The Ruger American is without question one of the most remarkable values ever to grace the racks of a gun store. It is inexpensive, functional, and more accurate than many custom rifles costing $2,000 or more. I’ve shot several of them and all have shot groups better than 1 inch at 100 yards. The trigger is good, the rotary magazine is easy to load, and the rifle balances great while being carried or fired. It comes in six calibers, ranging from .22/250 Rem. to .30/06.
This rifle doesn’t offer much in the way of frills, but what it does bring to the table is a beautifully made barrel and an action that optimizes both economical construction and shooting accuracy. The 200’s precision is enhanced by both the use of a barrel nut to affix the barrel to the receiver, allowing for precise headspacing at the factory, and the two-piece bolt, which has a floating bolt head that self-aligns with the cartridge head as the chamber is closed.

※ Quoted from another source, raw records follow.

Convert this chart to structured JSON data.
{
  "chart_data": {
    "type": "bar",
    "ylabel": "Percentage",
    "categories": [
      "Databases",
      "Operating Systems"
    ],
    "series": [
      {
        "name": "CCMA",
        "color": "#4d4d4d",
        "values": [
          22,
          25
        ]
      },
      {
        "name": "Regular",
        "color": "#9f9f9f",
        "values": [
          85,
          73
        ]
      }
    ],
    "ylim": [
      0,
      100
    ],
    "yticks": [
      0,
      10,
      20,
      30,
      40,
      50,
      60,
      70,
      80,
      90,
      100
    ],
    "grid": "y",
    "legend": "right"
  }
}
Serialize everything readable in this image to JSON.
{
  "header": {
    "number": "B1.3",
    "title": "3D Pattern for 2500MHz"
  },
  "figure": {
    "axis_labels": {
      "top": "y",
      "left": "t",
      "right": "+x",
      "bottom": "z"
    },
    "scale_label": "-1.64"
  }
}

Winchester Model 70 Sporter
The elegance of the Model 70 has enchanted sportsmen for decades, and the newest M70 Sporter exhibits those same charms. The graceful stock and tasteful combination of walnut and blued metal give the Model 70 a flair that dull-metaled guns with plastic stocks just can’t match. The updated trigger isn’t as robust as that on the original M70 design, but it is an improvement over the heavy triggers Winchesters had until a few years ago.